Kamis, 07 Februari 2013

The Diary (part 3)


                KRIIING!!!
                “Baik, karena tidak ada pertanyaan lagi, saya tutup pelajaran hari ini. Jangan lupa kerjakan PR yang saya berikan, latihan halaman 83 sampai 86. Sekian, selamat siang!” Pak Suryo melangkah keluar dari kelas. Dalam sekejap suasana kelas yang semula sepi langsung berubah menjadi ramai layaknya pasar.
                Sebagian besar anak perempuan bergosip di pojokan kelas. Sebagian besar anak laki-laki membuka kemeja mereka dan buru-buru memakai kaos dan segera lari ke lapangan. Kumpulan anak-anak pintar yang berkacamata berkumpul dan berdiskusi mengenai ulangan sejarah kemarin. Awalnya aku diajak oleh kumpulan anak-anak berkacamata itu, tapi aku menolak karena ingin cepat-cepat pulang. Aku juga sempat diajak oleh anak-anak perempuan yang bergosip di pojokan kelas, itu juga kutolak. Aku benar-benar ingin pulang.
                Aku segera membereskan tasku dan segera keluar kelas. Ketika aku melewati lapangan sepak bola, seseorang mencegatku.
                “Danny?” tanyaku bingung, sekaligus senang. “Ada apa?”
                “Boleh minta nomor handphone-mu?” tanyanya tanpa basa-basi.
                “Untuk apa?” tanyaku heran.
                “Kita satu kelompok dalam tugas buku harian,” jawabnya. “Akan sulit jika kita tidak bisa saling berkomunikasi, aku butuh nomor handphone-mu agar bisa menghubungimu kapan saja.”
                Aku mengangkat bahu lalu mengambil handphone-ku dari dalam saku kemeja. “Sebutkan saja nomormu.”
                Danny menyebutkan nomor handphone-nya.
                Aku menekan tombol call dan tiba-tiba saja bunyi musik rock atau apalah itu mengalun dari saku celana Danny. Danny buru-buru mengambil handphone-nya dan menekan tombol accept. “Halo?” katanya.
                “Itu aku, Dann,” ujarku sambil menekan tombol cancel. “Itu nomorku, aku pulang sekarang,” dan tanpa menunggu balasan perkataannya, aku pergi. Aku yakin sebenarnya dia masih benci padaku. Jujur saja, aku tidak tahu apa yang ia benci dariku.
                “Oh, astaga,” desah Danny sambil memasukkan handphone-nya ke saku.
                Aku hanya tertawa kecil melihat tingkahnya dari jauh.
                Kau memang unik, Danny...

*

                “Bagaimana mengisinya, ya?” pikirku sambil memutar-mutar pulpen. Kebiasaanku kalau sedang tidak dapat ide untuk menulis atau menggambar.
                Aku mengetukkan jari tanganku ke meja. Masih kebingungan. Bagaimana harusnya aku mengisi buku harian ini? Haruskah kutulis dear Danny? Tapi rasanya tidak. Kalau tidak menyebutkan namanya akan terasa aneh. Aku bingung. Akhirnya aku memutuskan untuk berbaring sesaat.
                Mungkin tulis namanya saja, pikirku. Akhirnya aku duduk kembali di kursi meja belajar dan segera menulis. Hasilnya memang hanya dua paragraf, tapi setidaknya ada hasilnya.
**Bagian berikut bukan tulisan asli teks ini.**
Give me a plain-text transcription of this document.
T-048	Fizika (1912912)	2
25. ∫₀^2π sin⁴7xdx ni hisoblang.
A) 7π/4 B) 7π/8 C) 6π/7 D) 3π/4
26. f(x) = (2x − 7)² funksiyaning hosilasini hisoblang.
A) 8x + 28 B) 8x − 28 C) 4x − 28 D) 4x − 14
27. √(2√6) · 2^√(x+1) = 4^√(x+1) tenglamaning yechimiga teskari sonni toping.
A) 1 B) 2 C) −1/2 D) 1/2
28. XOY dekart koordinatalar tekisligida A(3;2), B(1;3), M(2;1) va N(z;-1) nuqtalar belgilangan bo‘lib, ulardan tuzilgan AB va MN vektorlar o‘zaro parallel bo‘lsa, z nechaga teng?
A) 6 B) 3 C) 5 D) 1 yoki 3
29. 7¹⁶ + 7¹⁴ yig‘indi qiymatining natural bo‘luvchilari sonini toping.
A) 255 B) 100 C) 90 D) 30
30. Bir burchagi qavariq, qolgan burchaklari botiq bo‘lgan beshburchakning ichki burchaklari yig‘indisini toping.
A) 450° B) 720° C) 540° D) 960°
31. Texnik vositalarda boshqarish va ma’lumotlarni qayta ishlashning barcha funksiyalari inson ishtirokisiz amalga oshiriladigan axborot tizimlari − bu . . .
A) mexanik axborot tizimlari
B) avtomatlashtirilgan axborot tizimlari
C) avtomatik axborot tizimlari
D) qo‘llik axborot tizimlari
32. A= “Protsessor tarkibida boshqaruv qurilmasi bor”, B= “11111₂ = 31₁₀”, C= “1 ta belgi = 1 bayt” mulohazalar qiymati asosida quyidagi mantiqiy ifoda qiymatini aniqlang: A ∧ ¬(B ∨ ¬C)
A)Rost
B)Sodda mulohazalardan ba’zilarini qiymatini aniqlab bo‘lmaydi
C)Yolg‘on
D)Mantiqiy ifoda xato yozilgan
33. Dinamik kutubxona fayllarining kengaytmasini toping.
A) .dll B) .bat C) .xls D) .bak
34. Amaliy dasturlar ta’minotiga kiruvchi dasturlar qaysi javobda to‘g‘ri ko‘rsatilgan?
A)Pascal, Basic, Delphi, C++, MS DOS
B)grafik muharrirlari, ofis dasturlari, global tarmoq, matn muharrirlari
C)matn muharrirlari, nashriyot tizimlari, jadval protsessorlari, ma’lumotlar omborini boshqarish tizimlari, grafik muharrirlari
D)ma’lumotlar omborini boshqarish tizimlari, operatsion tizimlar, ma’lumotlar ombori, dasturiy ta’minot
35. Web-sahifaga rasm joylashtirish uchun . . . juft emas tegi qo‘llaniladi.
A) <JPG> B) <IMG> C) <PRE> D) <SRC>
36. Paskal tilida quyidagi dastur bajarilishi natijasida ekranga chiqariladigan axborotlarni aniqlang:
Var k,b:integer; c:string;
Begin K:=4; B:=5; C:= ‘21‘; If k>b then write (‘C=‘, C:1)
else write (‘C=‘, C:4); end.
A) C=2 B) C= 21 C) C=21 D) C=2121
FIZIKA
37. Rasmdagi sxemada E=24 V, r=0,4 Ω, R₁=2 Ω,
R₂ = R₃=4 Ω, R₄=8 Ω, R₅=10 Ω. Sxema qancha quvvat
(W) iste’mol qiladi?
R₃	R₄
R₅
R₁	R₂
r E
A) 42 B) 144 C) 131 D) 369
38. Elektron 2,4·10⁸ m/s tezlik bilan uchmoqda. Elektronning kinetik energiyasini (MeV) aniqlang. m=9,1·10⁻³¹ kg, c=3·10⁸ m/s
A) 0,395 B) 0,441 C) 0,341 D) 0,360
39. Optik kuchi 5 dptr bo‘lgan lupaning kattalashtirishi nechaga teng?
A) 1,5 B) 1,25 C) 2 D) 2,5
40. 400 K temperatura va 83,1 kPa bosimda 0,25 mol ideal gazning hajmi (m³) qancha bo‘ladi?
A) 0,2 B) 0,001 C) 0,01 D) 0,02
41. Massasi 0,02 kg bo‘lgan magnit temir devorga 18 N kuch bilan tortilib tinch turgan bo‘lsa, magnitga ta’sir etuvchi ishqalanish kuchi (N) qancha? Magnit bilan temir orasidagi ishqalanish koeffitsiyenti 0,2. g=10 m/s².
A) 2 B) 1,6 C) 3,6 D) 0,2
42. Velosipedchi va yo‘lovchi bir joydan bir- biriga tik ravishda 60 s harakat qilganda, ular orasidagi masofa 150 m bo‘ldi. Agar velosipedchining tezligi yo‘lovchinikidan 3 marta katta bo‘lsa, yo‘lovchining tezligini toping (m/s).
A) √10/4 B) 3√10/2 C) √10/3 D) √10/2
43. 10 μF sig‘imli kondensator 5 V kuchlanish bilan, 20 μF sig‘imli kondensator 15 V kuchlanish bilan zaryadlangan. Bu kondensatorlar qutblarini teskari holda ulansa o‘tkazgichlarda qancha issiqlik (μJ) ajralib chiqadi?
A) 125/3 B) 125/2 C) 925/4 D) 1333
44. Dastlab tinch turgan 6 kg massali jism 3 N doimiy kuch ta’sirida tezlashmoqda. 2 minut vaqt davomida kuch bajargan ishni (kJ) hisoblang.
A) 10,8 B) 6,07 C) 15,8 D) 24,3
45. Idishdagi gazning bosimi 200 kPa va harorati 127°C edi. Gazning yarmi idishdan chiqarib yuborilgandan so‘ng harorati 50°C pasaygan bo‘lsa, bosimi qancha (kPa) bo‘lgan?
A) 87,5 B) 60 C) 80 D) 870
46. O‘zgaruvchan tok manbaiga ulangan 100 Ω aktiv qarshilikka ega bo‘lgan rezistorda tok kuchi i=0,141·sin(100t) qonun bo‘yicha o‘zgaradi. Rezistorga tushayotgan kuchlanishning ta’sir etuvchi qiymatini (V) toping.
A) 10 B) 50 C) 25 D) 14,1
                Rabu, 15 Agustus 2010

                Danny...
                Menurutku, hari ini tidak begitu menyenangkan karena kelihatannya si “dia” benci sekali padaku. Bukannya sok tahu atau apa, tapi memang kenyataannya begitu. Banyak orang yang sering berbisik dan bilang “dia benci Giena” atau semacamnya. Seharusnya aku tidak peduli. Ya, aku memang berusaha tidak peduli.
                Lupakan tentang aku, bagaimana denganmu? Apa kau punya seorang “dia” di hatimu? Hahaha, aku tidak memaksa, kalau tidak mau cerita juga tidak apa-apa. Tapi kalau kau mau bercerita aku merasa terhormat, bisa dibilang artinya kau percaya padaku.
                Sudah ya...
                -Giena-

                Aku tersenyum kecil lalu memasukkan buku harian itu ke dalam tas. Besok aku akan memberikannya pada Danny. Kemudian aku mengiriminya pesan.

To: Danny

Aku sudah selesai mengisinya, hanya dua paragraf. Kau mau mengisinya seberapa panjang?